For large tables, that's too slow: it calls RAND() for every row (which already puts it at O(n)), and sorts them, making it O(n lg n) at best. Is there a way to do this faster than O(n)?

Note: As Andrew Mao points out in the comments, If you're using this approach on SQL Server, you should use the T-SQL function NEWID(), because RAND() may return the same value for all rows.

EDIT: 5 YEARS LATER

I ran into this problem again with a bigger table, and ended up using a version of @ignorant's solution, with two tweaks:

  • Sample the rows to 2-5x my desired sample size, to cheaply ORDER BY RAND()
  • Save the result of RAND() to an indexed column on every insert/update. (If your data set isn't very update-heavy, you may need to find another way to keep this column fresh.)

To take a 1000-item sample of a table, I count the rows and sample the result down to, on average, 10,000 rows with the the frozen_rand column:

SELECT COUNT(*) FROM table; -- Use this to determine rand_low and rand_high

  SELECT *
    FROM table
   WHERE frozen_rand BETWEEN %(rand_low)s AND %(rand_high)s
ORDER BY RAND() LIMIT 1000

(My actual implementation involves more work to make sure I don't undersample, and to manually wrap rand_high around, but the basic idea is "randomly cut your N down to a few thousand.")

While this makes some sacrifices, it allows me to sample the database down using an index scan, until it's small enough to ORDER BY RAND() again.

Best Solution

I think the fastest solution is

select * from table where rand() <= .3

Here is why I think this should do the job.

  • It will create a random number for each row. The number is between 0 and 1
  • It evaluates whether to display that row if the number generated is between 0 and .3 (30%).

This assumes that rand() is generating numbers in a uniform distribution. It is the quickest way to do this.

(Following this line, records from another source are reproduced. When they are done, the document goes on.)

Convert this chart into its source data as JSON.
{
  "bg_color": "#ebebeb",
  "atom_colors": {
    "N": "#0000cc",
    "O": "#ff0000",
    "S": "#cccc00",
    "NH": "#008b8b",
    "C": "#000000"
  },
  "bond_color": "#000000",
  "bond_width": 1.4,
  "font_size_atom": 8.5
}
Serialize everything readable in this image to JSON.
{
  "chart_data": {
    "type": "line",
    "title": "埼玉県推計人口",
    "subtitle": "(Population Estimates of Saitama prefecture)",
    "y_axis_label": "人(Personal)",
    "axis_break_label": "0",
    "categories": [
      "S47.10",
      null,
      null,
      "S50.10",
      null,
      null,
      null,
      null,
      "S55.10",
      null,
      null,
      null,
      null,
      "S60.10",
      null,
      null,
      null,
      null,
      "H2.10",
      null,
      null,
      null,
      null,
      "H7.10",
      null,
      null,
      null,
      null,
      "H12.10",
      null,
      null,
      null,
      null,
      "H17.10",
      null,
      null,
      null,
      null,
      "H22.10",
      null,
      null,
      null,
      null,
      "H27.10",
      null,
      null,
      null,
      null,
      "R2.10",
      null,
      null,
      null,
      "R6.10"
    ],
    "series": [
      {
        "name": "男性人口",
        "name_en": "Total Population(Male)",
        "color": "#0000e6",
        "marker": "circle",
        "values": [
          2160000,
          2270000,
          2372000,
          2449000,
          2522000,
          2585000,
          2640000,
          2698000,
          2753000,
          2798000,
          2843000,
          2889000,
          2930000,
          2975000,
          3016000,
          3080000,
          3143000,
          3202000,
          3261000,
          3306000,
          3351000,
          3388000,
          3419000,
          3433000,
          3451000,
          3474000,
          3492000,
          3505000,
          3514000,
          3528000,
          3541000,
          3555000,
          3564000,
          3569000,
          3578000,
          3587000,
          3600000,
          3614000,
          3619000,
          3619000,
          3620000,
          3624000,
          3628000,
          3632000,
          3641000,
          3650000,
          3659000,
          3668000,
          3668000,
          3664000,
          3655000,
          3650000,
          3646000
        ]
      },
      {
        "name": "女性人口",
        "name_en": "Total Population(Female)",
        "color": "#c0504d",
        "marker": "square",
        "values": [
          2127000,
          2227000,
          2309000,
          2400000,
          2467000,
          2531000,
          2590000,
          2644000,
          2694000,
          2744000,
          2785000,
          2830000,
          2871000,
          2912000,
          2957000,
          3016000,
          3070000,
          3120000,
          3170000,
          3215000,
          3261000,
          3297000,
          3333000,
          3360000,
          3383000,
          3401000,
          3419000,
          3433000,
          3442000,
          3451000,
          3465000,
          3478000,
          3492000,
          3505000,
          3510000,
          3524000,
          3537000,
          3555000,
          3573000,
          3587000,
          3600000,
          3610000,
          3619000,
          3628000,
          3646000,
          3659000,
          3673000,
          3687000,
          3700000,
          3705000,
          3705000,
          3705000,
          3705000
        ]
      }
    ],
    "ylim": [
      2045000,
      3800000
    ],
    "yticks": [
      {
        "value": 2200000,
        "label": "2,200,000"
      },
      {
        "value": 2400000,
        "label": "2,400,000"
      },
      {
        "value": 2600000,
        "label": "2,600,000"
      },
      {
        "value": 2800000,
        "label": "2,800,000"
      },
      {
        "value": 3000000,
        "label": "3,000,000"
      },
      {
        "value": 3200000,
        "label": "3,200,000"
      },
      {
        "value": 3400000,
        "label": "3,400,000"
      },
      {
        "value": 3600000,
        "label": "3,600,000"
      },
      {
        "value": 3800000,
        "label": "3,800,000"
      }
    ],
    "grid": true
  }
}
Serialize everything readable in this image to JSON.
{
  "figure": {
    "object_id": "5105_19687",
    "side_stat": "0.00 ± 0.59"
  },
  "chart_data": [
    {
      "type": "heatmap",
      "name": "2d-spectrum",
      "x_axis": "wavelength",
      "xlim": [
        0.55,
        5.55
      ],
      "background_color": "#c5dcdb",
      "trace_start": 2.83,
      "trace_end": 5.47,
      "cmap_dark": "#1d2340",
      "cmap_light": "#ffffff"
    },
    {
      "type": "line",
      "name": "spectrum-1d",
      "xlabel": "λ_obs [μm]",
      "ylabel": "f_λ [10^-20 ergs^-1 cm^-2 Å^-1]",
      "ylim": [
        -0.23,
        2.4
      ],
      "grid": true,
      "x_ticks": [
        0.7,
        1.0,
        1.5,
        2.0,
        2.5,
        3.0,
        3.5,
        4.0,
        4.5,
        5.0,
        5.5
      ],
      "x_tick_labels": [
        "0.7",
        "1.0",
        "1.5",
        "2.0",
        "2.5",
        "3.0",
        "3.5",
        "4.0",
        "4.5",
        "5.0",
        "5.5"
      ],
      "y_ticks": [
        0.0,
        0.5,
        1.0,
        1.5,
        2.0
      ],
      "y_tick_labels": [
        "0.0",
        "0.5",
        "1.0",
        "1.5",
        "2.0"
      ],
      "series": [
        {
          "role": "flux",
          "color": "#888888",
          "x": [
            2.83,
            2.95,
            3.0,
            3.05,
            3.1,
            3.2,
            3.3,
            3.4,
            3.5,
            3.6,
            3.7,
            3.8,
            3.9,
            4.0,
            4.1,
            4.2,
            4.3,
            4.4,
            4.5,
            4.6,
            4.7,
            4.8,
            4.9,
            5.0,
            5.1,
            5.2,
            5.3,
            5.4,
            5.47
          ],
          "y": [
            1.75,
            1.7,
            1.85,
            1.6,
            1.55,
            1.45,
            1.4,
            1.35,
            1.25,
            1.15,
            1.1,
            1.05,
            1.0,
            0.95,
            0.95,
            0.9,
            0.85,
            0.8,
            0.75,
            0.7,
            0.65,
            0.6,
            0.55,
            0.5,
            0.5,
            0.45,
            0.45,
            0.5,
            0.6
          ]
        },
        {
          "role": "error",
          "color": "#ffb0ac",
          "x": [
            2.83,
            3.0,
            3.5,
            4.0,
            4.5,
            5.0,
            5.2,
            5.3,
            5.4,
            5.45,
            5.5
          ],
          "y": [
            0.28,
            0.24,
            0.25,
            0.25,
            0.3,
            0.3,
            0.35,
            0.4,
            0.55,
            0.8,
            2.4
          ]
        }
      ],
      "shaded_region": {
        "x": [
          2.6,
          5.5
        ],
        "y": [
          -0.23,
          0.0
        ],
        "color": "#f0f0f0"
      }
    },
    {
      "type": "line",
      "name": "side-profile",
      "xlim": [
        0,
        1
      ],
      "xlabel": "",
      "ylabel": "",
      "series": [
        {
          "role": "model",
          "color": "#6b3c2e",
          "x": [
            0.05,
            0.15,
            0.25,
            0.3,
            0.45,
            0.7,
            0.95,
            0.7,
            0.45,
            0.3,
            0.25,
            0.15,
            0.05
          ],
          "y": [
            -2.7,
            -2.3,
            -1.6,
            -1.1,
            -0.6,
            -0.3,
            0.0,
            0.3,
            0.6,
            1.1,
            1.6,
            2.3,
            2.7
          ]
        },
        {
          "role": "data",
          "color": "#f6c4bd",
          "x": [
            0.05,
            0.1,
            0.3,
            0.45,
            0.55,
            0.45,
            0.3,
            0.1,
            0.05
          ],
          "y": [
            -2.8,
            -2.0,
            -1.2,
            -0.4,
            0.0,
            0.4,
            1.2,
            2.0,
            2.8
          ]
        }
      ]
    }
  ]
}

I saw that someone had recommended that solution and they got shot down without proof.. here is what I would say to that -

  • This is O(n) but no sorting is required so it is faster than the O(n lg n)
  • mysql is very capable of generating random numbers for each row. Try this -

    select rand() from INFORMATION_SCHEMA.TABLES limit 10;

Since the database in question is mySQL, this is the right solution.